ACA Affordability Threshold Lowered for 2022
The IRS recently announced that it will lower the affordability threshold requirement for employer-sponsored health plans in 2022. Depending on several factors, this change could affect your organization’s costs in the next year.
Find out more about the affordability threshold and what HR and employers need to know to stay compliant under this changing requirement.
What is the ACA Affordability Threshold?
The affordability threshold is a key component of the employer mandate under the Affordable Care Act (ACA). One of the ACA’s regulations stipulates that employers must offer health insurance that qualifies as minimum essential coverage (MEC). To qualify as MEC, an employee’s premiums for the lowest-cost, self-only option do not exceed a particular percentage of their household income.
This minimum rate is the affordability threshold, also known as the cost-sharing limit or the shared-responsibility affordability percentage.
Does ACA Affordability Apply to Small Employers?
The affordability threshold does not apply to all small and midsize businesses. According to the ACA, an applicable large employer (ALE) is an organization that employs at least 50 full-time employees—including full-time equivalent employee (FTE)—on average during the prior calendar year. Seasonal workers do not count toward this total.
ALEs are required to comply with ACA regulations such as offering health plans deemed affordable to qualify as MEC.
What is the New Affordability Threshold for 2022?
Each year, the IRS issues an updated affordability threshold to account for changes in market conditions, healthcare premium growth, and the American economy.
In late August, the IRS announced the rate for 2022 will be 9.61%. This means an ALE’s lowest-cost, self-only coverage option cannot exceed 9.61% of an employee’s household income, starting January 1, 2022, for calendar year plans.
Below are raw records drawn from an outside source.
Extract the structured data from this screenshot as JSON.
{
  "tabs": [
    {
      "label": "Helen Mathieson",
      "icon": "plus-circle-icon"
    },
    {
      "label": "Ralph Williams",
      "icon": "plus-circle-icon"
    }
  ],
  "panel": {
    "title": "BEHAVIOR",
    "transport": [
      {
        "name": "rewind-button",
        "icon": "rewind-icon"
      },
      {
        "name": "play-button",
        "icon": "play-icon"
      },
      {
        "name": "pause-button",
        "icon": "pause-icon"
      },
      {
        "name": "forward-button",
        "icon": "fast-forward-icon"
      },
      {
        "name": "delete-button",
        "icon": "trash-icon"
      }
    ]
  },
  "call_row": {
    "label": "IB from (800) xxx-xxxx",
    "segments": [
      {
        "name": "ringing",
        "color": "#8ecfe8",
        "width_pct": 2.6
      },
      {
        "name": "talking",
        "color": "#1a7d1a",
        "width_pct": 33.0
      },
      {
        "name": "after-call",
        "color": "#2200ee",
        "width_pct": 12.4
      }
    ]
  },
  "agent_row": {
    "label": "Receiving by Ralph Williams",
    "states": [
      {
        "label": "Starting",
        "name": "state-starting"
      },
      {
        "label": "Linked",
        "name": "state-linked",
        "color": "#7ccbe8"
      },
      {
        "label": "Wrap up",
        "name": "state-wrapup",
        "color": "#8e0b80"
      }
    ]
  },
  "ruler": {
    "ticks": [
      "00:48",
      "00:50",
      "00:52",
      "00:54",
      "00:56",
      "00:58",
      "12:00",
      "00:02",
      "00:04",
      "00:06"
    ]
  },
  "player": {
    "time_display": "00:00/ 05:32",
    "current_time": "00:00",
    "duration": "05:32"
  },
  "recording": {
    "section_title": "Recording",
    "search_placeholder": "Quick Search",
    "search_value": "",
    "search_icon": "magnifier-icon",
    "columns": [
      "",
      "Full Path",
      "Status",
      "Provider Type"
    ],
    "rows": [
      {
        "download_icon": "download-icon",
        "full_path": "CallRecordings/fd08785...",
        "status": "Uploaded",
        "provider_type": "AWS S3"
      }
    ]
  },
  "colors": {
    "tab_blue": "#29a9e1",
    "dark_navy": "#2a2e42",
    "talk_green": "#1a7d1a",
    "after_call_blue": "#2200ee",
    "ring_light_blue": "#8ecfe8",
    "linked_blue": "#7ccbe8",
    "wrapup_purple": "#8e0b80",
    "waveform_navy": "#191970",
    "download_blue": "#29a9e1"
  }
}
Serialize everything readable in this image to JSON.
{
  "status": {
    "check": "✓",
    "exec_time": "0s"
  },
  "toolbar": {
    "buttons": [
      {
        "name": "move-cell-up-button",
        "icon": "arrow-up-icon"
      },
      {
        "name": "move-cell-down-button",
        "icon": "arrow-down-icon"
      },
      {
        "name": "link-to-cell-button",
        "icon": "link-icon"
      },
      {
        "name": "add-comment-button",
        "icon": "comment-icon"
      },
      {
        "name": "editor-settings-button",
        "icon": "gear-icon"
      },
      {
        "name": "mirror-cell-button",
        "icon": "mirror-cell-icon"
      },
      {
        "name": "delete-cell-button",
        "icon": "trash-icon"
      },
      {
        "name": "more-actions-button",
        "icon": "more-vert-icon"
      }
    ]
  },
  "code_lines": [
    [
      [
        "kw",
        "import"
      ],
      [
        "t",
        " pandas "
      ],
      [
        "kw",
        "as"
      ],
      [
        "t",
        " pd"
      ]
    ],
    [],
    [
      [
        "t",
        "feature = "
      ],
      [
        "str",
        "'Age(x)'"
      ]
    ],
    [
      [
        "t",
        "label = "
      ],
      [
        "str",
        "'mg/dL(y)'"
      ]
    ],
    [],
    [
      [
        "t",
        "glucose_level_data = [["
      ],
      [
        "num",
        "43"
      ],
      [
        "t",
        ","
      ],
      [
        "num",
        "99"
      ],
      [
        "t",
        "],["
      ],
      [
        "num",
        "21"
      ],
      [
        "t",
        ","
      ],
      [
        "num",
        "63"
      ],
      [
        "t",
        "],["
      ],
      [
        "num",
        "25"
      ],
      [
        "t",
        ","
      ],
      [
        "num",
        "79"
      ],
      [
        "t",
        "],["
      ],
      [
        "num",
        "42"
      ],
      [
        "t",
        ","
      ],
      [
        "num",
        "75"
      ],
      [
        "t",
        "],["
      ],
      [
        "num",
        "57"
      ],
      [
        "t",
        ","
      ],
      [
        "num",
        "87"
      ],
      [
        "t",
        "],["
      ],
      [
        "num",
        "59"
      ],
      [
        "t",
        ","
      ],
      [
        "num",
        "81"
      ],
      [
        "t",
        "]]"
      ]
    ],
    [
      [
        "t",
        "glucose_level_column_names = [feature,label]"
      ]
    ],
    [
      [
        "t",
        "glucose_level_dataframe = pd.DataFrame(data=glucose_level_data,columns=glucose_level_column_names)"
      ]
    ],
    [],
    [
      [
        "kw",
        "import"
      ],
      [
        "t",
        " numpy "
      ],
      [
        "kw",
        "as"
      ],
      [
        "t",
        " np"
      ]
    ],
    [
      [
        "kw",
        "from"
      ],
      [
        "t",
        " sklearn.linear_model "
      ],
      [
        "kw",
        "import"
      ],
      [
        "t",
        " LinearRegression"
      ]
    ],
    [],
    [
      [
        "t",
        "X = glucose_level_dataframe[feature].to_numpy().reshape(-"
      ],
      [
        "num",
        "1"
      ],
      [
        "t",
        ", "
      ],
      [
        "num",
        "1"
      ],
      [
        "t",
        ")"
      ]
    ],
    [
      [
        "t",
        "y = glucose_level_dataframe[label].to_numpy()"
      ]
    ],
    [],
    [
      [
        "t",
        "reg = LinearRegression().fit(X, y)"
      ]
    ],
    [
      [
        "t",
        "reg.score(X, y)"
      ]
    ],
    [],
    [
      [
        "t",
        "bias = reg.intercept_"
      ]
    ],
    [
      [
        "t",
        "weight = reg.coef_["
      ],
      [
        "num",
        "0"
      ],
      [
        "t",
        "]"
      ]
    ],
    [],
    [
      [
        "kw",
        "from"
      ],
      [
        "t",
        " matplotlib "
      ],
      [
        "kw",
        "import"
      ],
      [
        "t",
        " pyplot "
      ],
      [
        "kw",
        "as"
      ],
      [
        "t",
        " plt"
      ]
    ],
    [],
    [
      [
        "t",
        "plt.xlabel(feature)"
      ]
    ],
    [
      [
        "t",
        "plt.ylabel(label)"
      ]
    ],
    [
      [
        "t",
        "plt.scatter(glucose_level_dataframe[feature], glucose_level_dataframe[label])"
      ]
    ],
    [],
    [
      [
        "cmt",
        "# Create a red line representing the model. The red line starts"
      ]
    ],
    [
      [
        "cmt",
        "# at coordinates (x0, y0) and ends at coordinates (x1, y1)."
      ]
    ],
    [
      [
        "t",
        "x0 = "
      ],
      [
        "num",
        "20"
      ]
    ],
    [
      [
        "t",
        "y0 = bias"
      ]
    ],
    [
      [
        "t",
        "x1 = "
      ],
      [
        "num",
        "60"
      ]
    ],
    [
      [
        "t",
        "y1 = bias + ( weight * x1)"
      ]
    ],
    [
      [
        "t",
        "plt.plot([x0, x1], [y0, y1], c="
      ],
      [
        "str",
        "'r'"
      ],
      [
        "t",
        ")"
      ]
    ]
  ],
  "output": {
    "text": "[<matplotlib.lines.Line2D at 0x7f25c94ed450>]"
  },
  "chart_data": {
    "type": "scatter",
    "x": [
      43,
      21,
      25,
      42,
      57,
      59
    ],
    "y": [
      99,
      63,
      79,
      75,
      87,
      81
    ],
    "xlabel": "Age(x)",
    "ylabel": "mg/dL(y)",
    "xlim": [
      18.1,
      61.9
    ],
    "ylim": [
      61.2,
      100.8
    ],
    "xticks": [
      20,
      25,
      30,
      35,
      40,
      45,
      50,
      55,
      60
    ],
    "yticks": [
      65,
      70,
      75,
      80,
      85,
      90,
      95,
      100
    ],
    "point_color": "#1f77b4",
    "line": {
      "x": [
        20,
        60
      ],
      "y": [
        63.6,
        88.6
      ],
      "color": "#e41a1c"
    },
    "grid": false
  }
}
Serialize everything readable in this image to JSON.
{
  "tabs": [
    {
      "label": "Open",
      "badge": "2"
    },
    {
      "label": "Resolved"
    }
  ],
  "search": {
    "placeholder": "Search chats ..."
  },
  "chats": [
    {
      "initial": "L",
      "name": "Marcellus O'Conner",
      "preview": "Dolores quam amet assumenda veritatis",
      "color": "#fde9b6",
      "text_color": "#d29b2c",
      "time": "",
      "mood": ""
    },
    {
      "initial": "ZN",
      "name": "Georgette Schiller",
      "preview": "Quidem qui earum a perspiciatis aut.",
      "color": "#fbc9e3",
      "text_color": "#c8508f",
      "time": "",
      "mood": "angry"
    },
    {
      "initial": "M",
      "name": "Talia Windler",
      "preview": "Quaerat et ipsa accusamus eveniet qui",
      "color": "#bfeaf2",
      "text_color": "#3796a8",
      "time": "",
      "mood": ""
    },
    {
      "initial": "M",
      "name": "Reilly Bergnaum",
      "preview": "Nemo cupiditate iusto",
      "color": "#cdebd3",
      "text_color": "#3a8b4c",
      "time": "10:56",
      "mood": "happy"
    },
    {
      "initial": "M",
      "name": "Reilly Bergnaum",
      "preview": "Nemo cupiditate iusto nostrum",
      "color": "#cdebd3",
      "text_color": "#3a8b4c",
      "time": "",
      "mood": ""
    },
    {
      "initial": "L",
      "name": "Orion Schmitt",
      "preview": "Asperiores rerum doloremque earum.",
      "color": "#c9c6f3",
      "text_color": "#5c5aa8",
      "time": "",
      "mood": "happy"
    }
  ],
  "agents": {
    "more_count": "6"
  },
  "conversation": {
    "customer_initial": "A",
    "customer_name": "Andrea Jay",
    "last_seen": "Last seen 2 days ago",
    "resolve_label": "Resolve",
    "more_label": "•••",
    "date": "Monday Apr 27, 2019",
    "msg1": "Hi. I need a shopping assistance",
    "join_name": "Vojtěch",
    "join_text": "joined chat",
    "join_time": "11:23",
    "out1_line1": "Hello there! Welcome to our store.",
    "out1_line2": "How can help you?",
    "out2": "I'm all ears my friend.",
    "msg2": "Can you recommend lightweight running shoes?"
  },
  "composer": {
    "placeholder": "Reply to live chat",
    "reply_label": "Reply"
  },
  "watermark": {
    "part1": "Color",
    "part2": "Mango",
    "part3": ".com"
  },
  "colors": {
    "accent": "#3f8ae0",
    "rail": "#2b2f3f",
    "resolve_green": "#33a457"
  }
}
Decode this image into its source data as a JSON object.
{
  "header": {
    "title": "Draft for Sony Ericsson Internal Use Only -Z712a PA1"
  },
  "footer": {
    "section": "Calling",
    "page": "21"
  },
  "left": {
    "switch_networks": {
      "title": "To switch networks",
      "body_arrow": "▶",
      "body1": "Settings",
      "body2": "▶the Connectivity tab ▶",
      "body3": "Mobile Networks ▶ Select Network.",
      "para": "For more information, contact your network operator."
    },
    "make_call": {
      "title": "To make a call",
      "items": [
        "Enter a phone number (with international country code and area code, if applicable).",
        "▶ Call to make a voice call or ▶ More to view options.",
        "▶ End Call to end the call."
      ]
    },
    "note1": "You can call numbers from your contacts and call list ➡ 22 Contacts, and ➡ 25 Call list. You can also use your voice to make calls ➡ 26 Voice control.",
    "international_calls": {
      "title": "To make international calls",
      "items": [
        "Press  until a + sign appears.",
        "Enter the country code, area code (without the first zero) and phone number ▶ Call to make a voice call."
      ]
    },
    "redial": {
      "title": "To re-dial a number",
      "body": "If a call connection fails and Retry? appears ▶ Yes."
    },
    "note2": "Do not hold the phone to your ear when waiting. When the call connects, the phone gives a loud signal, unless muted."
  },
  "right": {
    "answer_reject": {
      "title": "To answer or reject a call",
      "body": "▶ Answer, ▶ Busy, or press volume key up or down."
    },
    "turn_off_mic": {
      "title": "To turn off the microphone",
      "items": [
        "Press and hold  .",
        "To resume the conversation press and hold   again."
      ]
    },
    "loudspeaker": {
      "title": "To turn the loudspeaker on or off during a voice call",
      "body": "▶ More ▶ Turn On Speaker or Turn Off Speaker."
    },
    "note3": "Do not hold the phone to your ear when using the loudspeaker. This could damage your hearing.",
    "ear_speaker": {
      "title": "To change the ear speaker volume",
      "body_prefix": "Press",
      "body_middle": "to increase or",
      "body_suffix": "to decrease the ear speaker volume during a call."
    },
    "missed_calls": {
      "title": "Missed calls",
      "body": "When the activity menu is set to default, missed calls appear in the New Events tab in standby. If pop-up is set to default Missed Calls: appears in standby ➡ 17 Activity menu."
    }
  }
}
For plans that renew midyear, the new affordability threshold will only apply beginning on their effective date.
The new affordability threshold is lower than 2021’s rate of 9.83%, which could result in some ALEs finding themselves out of compliance.
What are the Consequences of Noncompliance with the Affordability Threshold?
For non compliance, the IRS establishes two potential penalties, called “employer shared responsibility payments”:
- An ALE will owe the first type of employer shared responsibility payment if it does not offer MEC to at least 95% of its full-time staff AND at least one full-time employee qualifies for the premium tax credit (PTC) to purchase coverage through the government marketplace.
- On the other hand, even if an ALE offers MEC to at least 95% of its staff, it could still owe the second type of employer shared responsibility payment for every full-time employee who receives the PTC for purchasing coverage through the government marketplace.
You can find more information on how these penalties are calculated here.
Additionally, the IRS clarifies three instances in which employees may qualify for the PTC:
- The employer-provided MEC isn’t affordable, as determined by Form W-2 wages, an employee’s rate of pay, or the federal poverty line.
- The employer-provided MEC doesn’t provide minimum value, meaning that it doesn’t cover at least 60% of total allowed cost of benefits that can be expected to be incurred under the plan.
- The employee is part of the 5% of a full-time workforce that isn’t offered MEC.
What is an Affordability Safe Harbor?
The IRS understands that employers likely don’t know the household income of their employees, which can complicate whether or not an ALE offers at least one health plan that qualifies as MEC. So, the agency has established three “safe harbors” that can be used to determine the affordability of employer-sponsored health coverage:
For example, the 2021 FPL was set at $12,880 for a one-person household. So, for organizations that use the FPL safe harbor to determine affordability, employee premiums can’t exceed $103.15 per month (9.61% of the FPL).
How Can Employers Stay Compliant with the New Affordability Threshold?
Since the FPL safe harbor is the most commonly used, ALEs using this metric should note that this is the first time the FPL safe-harbor amount will decrease, starting January 1, 2022, for calendar year plans. For plans that renew midyear, ALEs using the FPL safe harbor won’t be able to calculate their contribution limit until the Department of Health and Human Services announces new FPL guidelines for the year, usually in January or February.
Each year, organizations need to make adjustments to their health plans to account for adjustments to affordability thresholds. These can include:
- Tweaking Health Plans Offered: In addition to a more expensive health plan, ALEs can offer different, more affordable health coverage that meets the affordability requirements determined by the IRS.
- Increasing or Decreasing Employee Cost-Sharing: ALEs can also change how much they contribute to each individual employee’s coverage plan to ensure that it meets the affordability requirements.
Ultimately, the regular changing of requirements means it’s more important than ever for small and mid-sized businesses to work with a trusted benefits broker. These partners can help organizations stay compliant with the ACA—and avoid costly fines for noncompliance—and provide health coverage deemed affordable to employees, which can be an effective way to recruit and retain team members.